Argajaya tidak segera
menjawab. Diawasinya wajah Wuranta yang kemudian berpaling. Ia tidak mau
berpandangan mata dengan paman Sidanti yang kasar itu supaya ia tetap dapat
menahan diri dalam tugasnya.
“Bertanyalah kepada pengecut
itu,” jawab Argajaya, “apa saja yang ingin dilakukan di kampung halamannya
ini.”
Sidanti mengerutkan keningnya.
Baginya pamannya memang terlampau kasar menghadapi orang-orang yang sedang
dipancing untuk berpihak kepada mereka.
“Baiklah,” akhirnya Sidanti
itu menjawab, dan kepada Wuranta ia bertanya, “ Wuranta, apakah yang sebaiknya
kita lakukan. Apakah ada yang menarik di kademangan ini untuk dikunjungi?”
Wuranta menarik nafas
dalam-dalam. Ia tahu arti pertanyaan itu. Sidanti dan Argajaya ingin menemukan
sesuatu yang mungkin berharga bagi mereka.
Tetapi Wuranta pura-pura tidak
mengerti maksud Sidanti. Karena itu ia bertanya, “Apakah maksud Tuan?”
Sidanti tersenyum. Kemudian
katanya, “Apakah kau tahu, di mana kami mendapat sesuatu yang dapat
disumbangkan untuk perjuangan kami melawan ketamakan orang-orang Pajang? Pusaka
misalnya atau perhiasan untuk menambah bekal?”
“Di rumah Agung Sedayu ada
pusaka, Tuan, tetapi beberapa hari aku sudah mencarinya, namun belum juga
ketemu.”
“Bodoh kau!” bentak Argajaya.
“Apakah kau tahu, di mana ada orang-orang kaya di kademangan ini?”

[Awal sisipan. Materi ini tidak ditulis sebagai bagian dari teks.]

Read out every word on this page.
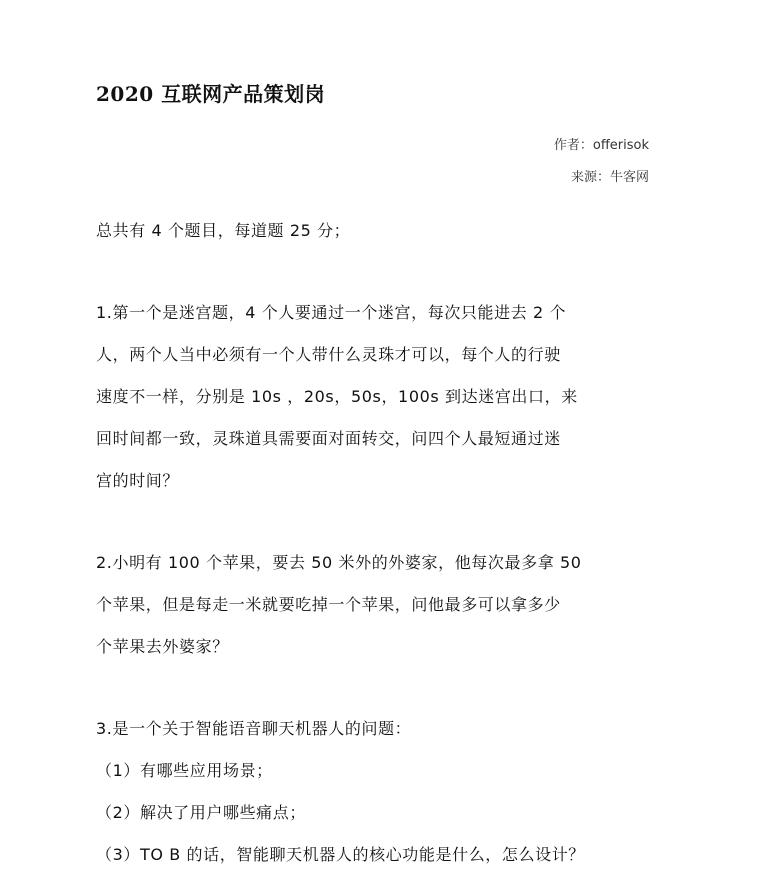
2020 互联网产品策划岗
作者：offerisok
来源：牛客网
总共有 4 个题目，每道题 25 分；
1.第一个是迷宫题，4 个人要通过一个迷宫，每次只能进去 2 个
人，两个人当中必须有一个人带什么灵珠才可以，每个人的行驶
速度不一样，分别是 10s ，20s，50s，100s 到达迷宫出口，来
回时间都一致，灵珠道具需要面对面转交，问四个人最短通过迷
宫的时间？
2.小明有 100 个苹果，要去 50 米外的外婆家，他每次最多拿 50
个苹果，但是每走一米就要吃掉一个苹果，问他最多可以拿多少
个苹果去外婆家？
3.是一个关于智能语音聊天机器人的问题：
（1）有哪些应用场景；
（2）解决了用户哪些痛点；
（3）TO B 的话，智能聊天机器人的核心功能是什么，怎么设计？
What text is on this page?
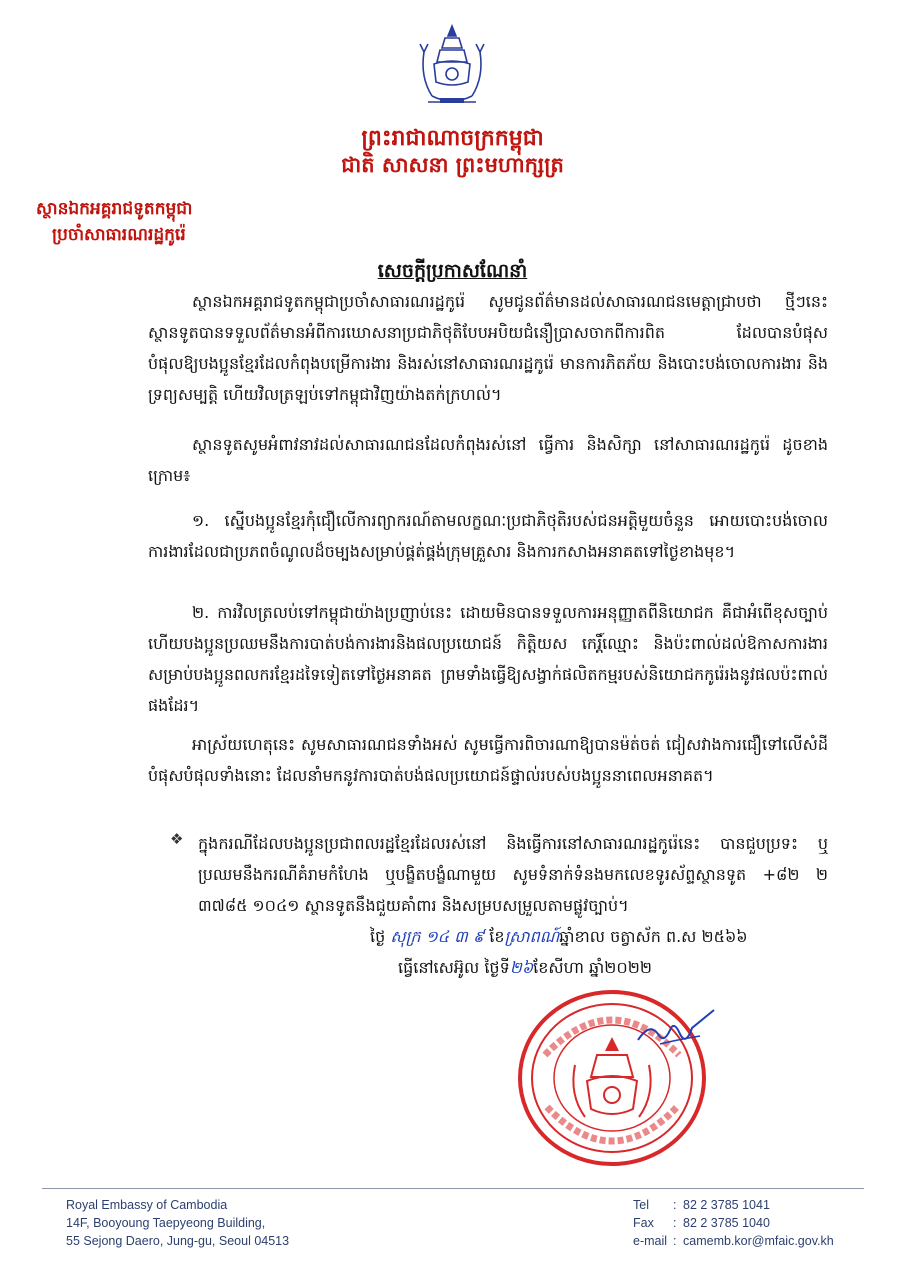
ព្រះរាជាណាចក្រកម្ពុជា
ជាតិ សាសនា ព្រះមហាក្សត្រ
ស្ថានឯកអគ្គរាជទូតកម្ពុជា
ប្រចាំសាធារណរដ្ឋកូរ៉េ
សេចក្តីប្រកាសណែនាំ
ស្ថានឯកអគ្គរាជទូតកម្ពុជាប្រចាំសាធារណរដ្ឋកូរ៉េ សូមជូនព័ត៌មានដល់សាធារណជនមេត្តាជ្រាបថា ថ្មីៗនេះ ស្ថានទូតបានទទួលព័ត៌មានអំពីការឃោសនាប្រជាភិថុតិបែបអបិយជំនឿប្រាសចាកពីការពិត ដែលបានបំផុសបំផុលឱ្យបងប្អូនខ្មែរដែលកំពុងបម្រើការងារ និងរស់នៅសាធារណរដ្ឋកូរ៉េ មានការភិតភ័យ និងបោះបង់ចោលការងារ និងទ្រព្យសម្បត្តិ ហើយវិលត្រឡប់ទៅកម្ពុជាវិញយ៉ាងតក់ក្រហល់។
ស្ថានទូតសូមអំពាវនាវដល់សាធារណជនដែលកំពុងរស់នៅ ធ្វើការ និងសិក្សា នៅសាធារណរដ្ឋកូរ៉េ ដូចខាងក្រោម៖
១. ស្នើបងប្អូនខ្មែរកុំជឿលើការព្យាករណ៍តាមលក្ខណៈប្រជាភិថុតិរបស់ជនអត្តិមួយចំនួន អោយបោះបង់ចោលការងារដែលជាប្រភពចំណូលដ៏ចម្បងសម្រាប់ផ្គត់ផ្គង់ក្រុមគ្រួសារ និងការកសាងអនាគតទៅថ្ងៃខាងមុខ។
២. ការវិលត្រលប់ទៅកម្ពុជាយ៉ាងប្រញាប់នេះ ដោយមិនបានទទួលការអនុញ្ញាតពីនិយោជក គឺជាអំពើខុសច្បាប់ ហើយបងប្អូនប្រឈមនឹងការបាត់បង់ការងារនិងផលប្រយោជន៍ កិត្តិយស កេរ្តិ៍ឈ្មោះ និងប៉ះពាល់ដល់ឱកាសការងារសម្រាប់បងប្អូនពលករខ្មែរដទៃទៀតទៅថ្ងៃអនាគត ព្រមទាំងធ្វើឱ្យសង្វាក់ផលិតកម្មរបស់និយោជកកូរ៉េរងនូវផលប៉ះពាល់ផងដែរ។
អាស្រ័យហេតុនេះ សូមសាធារណជនទាំងអស់ សូមធ្វើការពិចារណាឱ្យបានម៉ត់ចត់ ជៀសវាងការជឿទៅលើសំដីបំផុសបំផុលទាំងនោះ ដែលនាំមកនូវការបាត់បង់ផលប្រយោជន៍ផ្ទាល់របស់បងប្អូននាពេលអនាគត។
❖ ក្នុងករណីដែលបងប្អូនប្រជាពលរដ្ឋខ្មែរដែលរស់នៅ និងធ្វើការនៅសាធារណរដ្ឋកូរ៉េនេះ បានជួបប្រទះ ឬប្រឈមនឹងករណីគំរាមកំហែង ឬបង្ខិតបង្ខំណាមួយ សូមទំនាក់ទំនងមកលេខទូរស័ព្ទស្ថានទូត +៨២ ២ ៣៧៨៥ ១០៤១ ស្ថានទូតនឹងជួយគាំពារ និងសម្របសម្រួលតាមផ្លូវច្បាប់។
ថ្ងៃ សុក្រ ១៤ ៣ ៩ ខែស្រាពណ៍ឆ្នាំខាល ចត្វាស័ក ព.ស ២៥៦៦
ធ្វើនៅសេអ៊ូល ថ្ងៃទី២៦ខែសីហា ឆ្នាំ២០២២
Royal Embassy of Cambodia
14F, Booyoung Taepyeong Building,
55 Sejong Daero, Jung-gu, Seoul 04513
Tel : 82 2 3785 1041
Fax : 82 2 3785 1040
e-mail : camemb.kor@mfaic.gov.kh
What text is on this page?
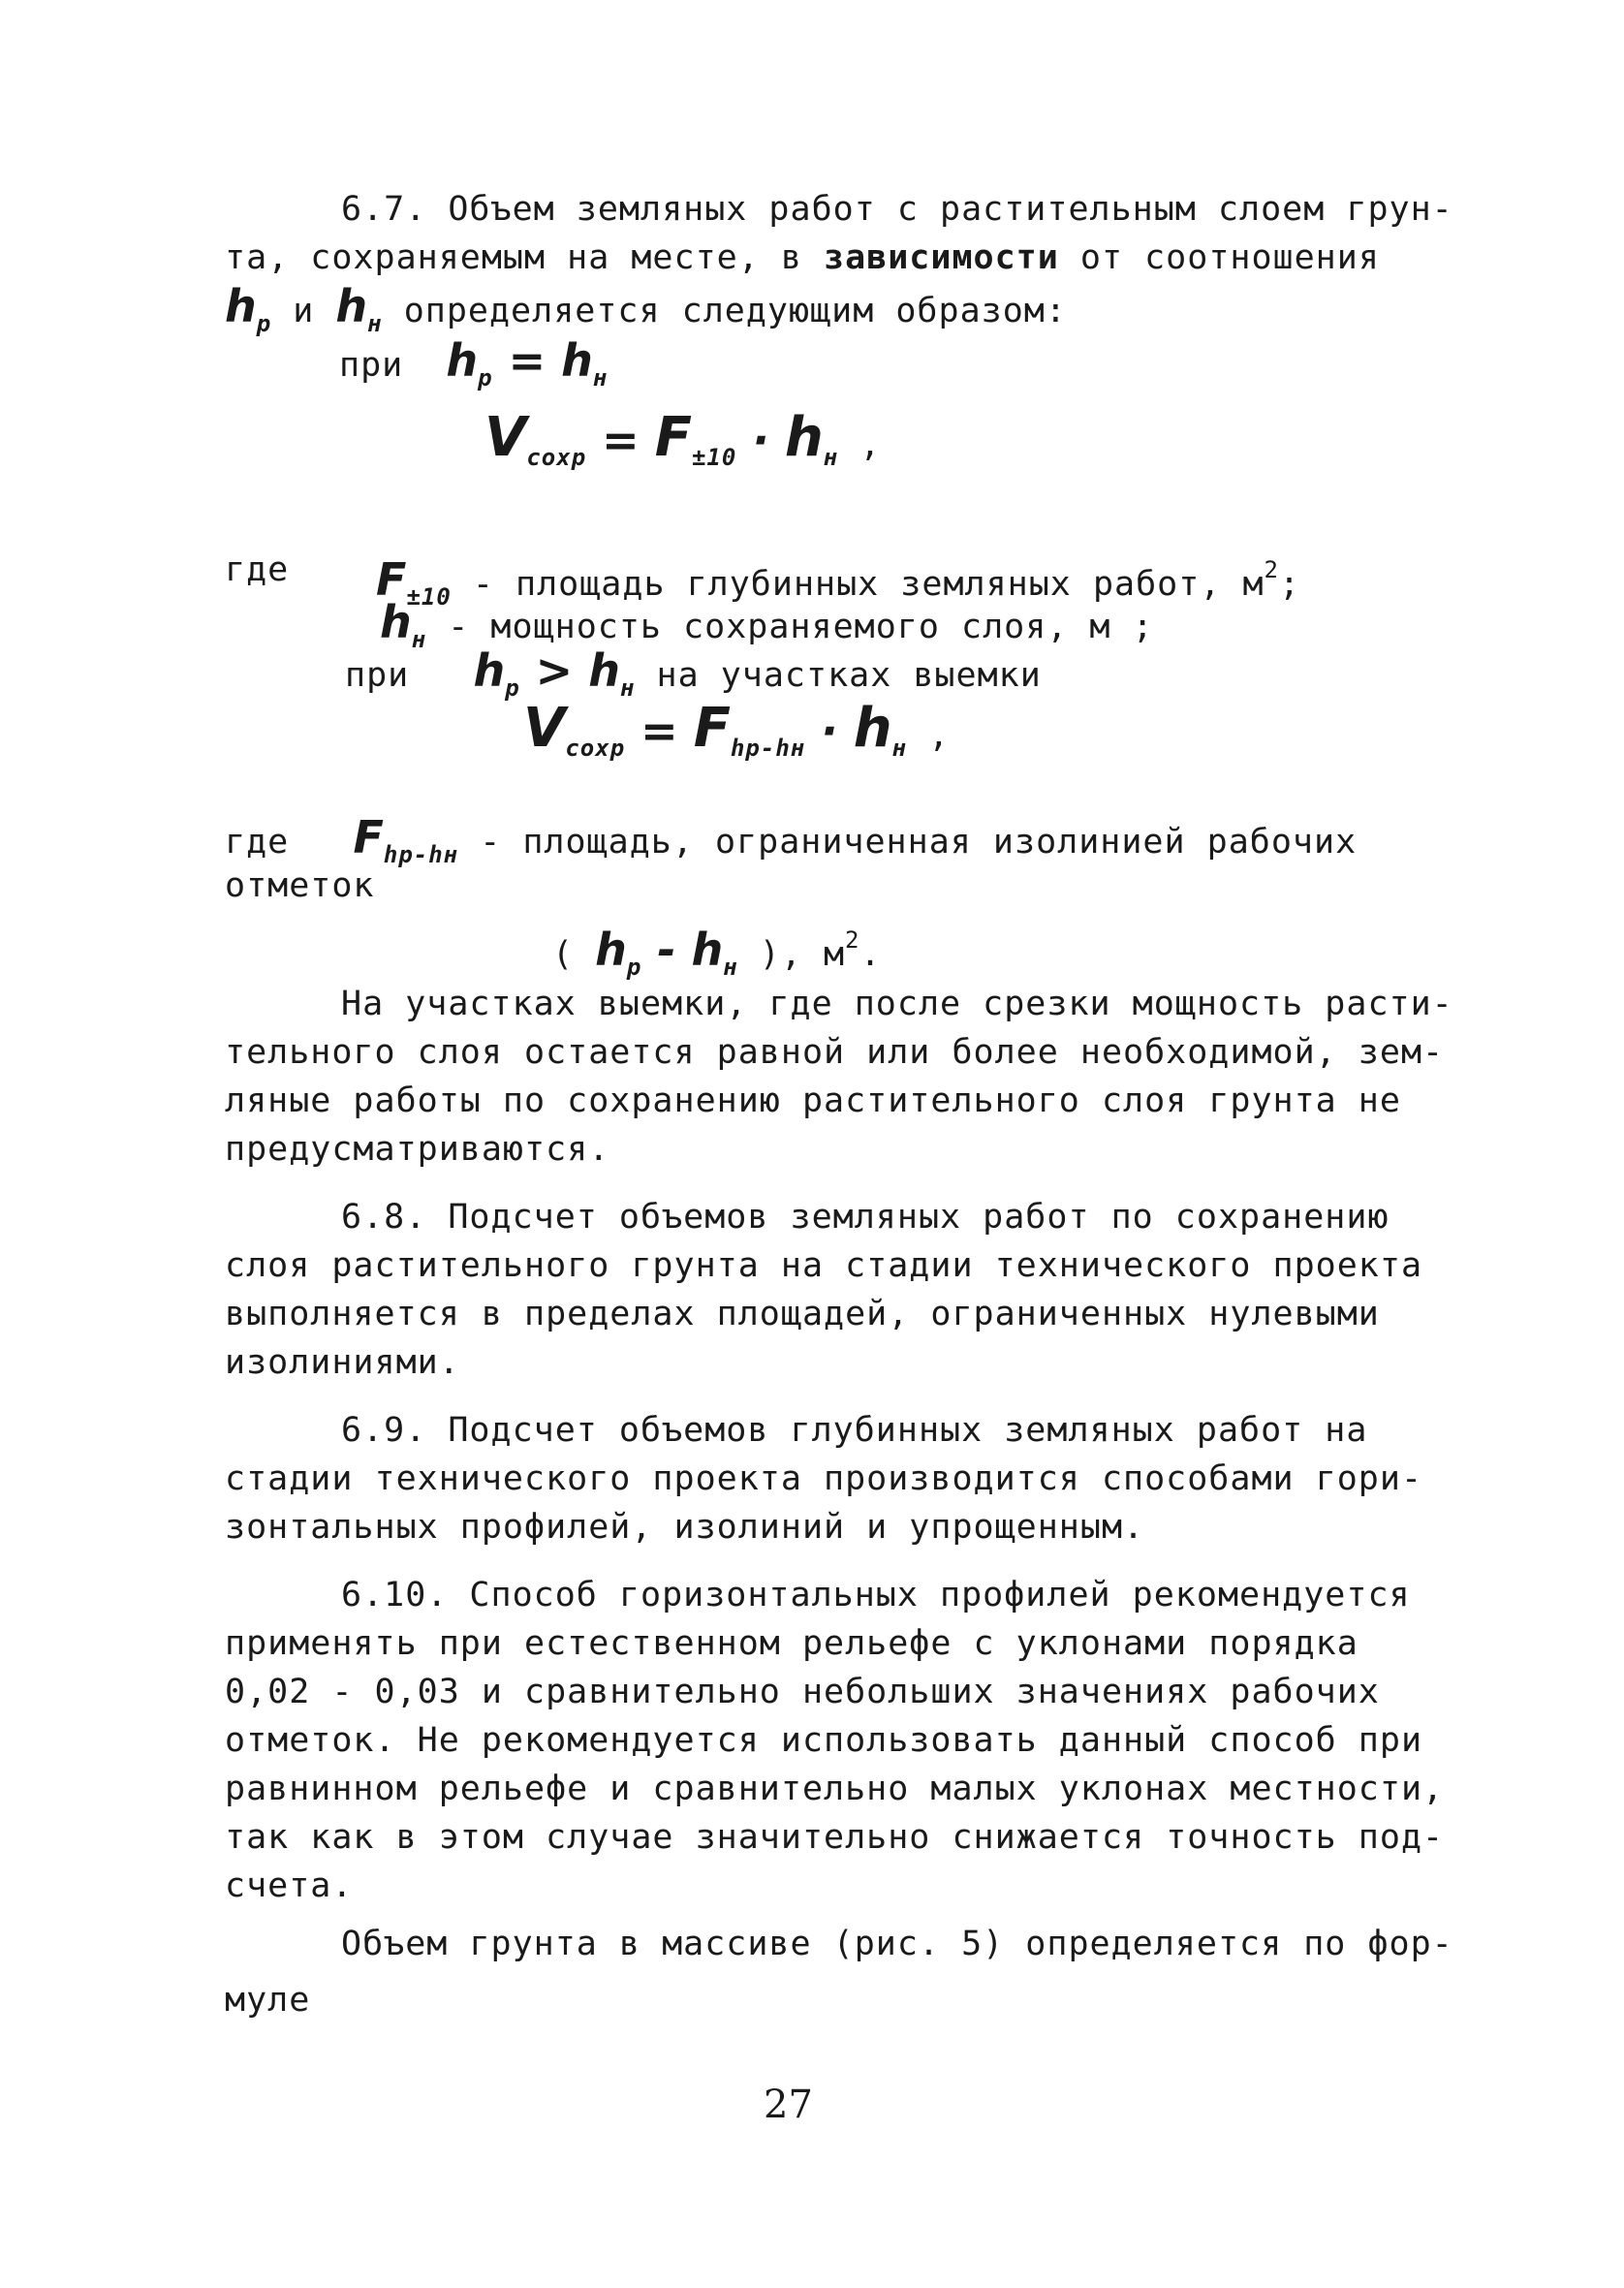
6.7. Объем земляных работ с растительным слоем грун-
та, сохраняемым на месте, в зависимости от соотношения
$h_р$ и $h_н$ определяется следующим образом:
при $h_р = h_н$
$V_{сохр} = F_{\pm 10} \cdot h_н$ ,
где $F_{\pm 10}$ - площадь глубинных земляных работ, $м^2$;
$h_н$ - мощность сохраняемого слоя, м ;
при $h_р > h_н$ на участках выемки
$V_{сохр} = F_{hр-hн} \cdot h_н$ ,
где $F_{hр-hн}$ - площадь, ограниченная изолинией рабочих
отметок
( $h_р - h_н$ ), $м^2$.
На участках выемки, где после срезки мощность расти-
тельного слоя остается равной или более необходимой, зем-
ляные работы по сохранению растительного слоя грунта не
предусматриваются.
6.8. Подсчет объемов земляных работ по сохранению
слоя растительного грунта на стадии технического проекта
выполняется в пределах площадей, ограниченных нулевыми
изолиниями.
6.9. Подсчет объемов глубинных земляных работ на
стадии технического проекта производится способами гори-
зонтальных профилей, изолиний и упрощенным.
6.10. Способ горизонтальных профилей рекомендуется
применять при естественном рельефе с уклонами порядка
0,02 - 0,03 и сравнительно небольших значениях рабочих
отметок. Не рекомендуется использовать данный способ при
равнинном рельефе и сравнительно малых уклонах местности,
так как в этом случае значительно снижается точность под-
счета.
Объем грунта в массиве (рис. 5) определяется по фор-
муле
27
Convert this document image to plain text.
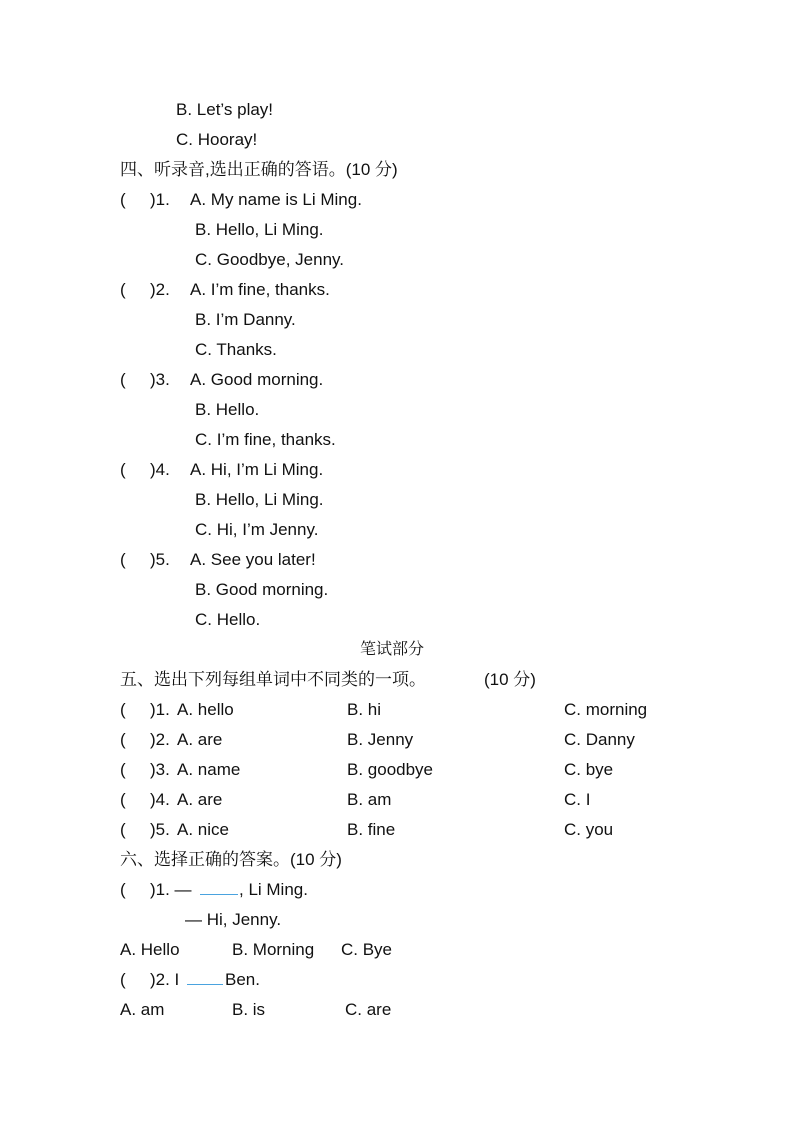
B. Let’s play!
C. Hooray!
四、听录音,选出正确的答语。(10 分)
( )1. A. My name is Li Ming.
B. Hello, Li Ming.
C. Goodbye, Jenny.
( )2. A. I’m fine, thanks.
B. I’m Danny.
C. Thanks.
( )3. A. Good morning.
B. Hello.
C. I’m fine, thanks.
( )4. A. Hi, I’m Li Ming.
B. Hello, Li Ming.
C. Hi, I’m Jenny.
( )5. A. See you later!
B. Good morning.
C. Hello.
笔试部分
五、选出下列每组单词中不同类的一项。	(10 分)
( )1. A. hello	B. hi	C. morning
( )2. A. are	B. Jenny	C. Danny
( )3. A. name	B. goodbye	C. bye
( )4. A. are	B. am	C. I
( )5. A. nice	B. fine	C. you
六、选择正确的答案。(10 分)
( )1. —	, Li Ming.
— Hi, Jenny.
A. Hello	B. Morning C. Bye
( )2. I	Ben.
A. am	B. is	C. are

“O” desis Wuranta. Sekali lagi
telinganya menjadi pedih. “Tetapi Tuan, rumah-rumah itu telah pernah Tuan
kunjungi.”
Mata Argajaya terbelalak
karenanya. Hampir ia mengumpat sejadi-jadinya. Tetapi Sidantilah yang
mendahului sambil tertawa, “Baik. Memang barangkali kau benar. Hampir setiap
rumah yang cukup menarik telah kami kunjungi. Lalu barangkali kau mempunyai
pertimbangan lain?”
Wuranta menggelengkan
kepalanya.
“Selain harta benda apakah
yang dapat kau sumbangkan?” bertanya Sidanti.
“Apakah maksud Tuan?”
Sidanti tidak meneruskan
kata-katanya. Tetapi sambil tersenyum ia berkata, “Ah, hari telah siang. Apakah
kita sudah cukup, Paman?”
“Lalu anak ini?” berkata
Argajaya sambil menunjuk kepada Wuranta.
Sebelum Sidanti menjawab
Wuranta telah mendahului, “Apakah Tuan akan segera kembali naik ke lereng Merapi?
Aku menjadi takut Tuan apabila nanti Agung Sedayu datang kembali.”
Sidanti tersenyum melihat
Wuranta yang kecemasan itu, katanya, “Lalu? Apa yang kau kehendaki?”
Wuranta tidak segera menjawab.
Ditatapnya wajah kedua pemimpin dari lereng Merapi itu berganti-ganti. Namun
agaknya Argajaya tidak begitu senang melihat sikapnya. Maka katanya, “Kenapa
kau bertanya kepadanya? Biarkan saja, apa yang akan dilakukannya.”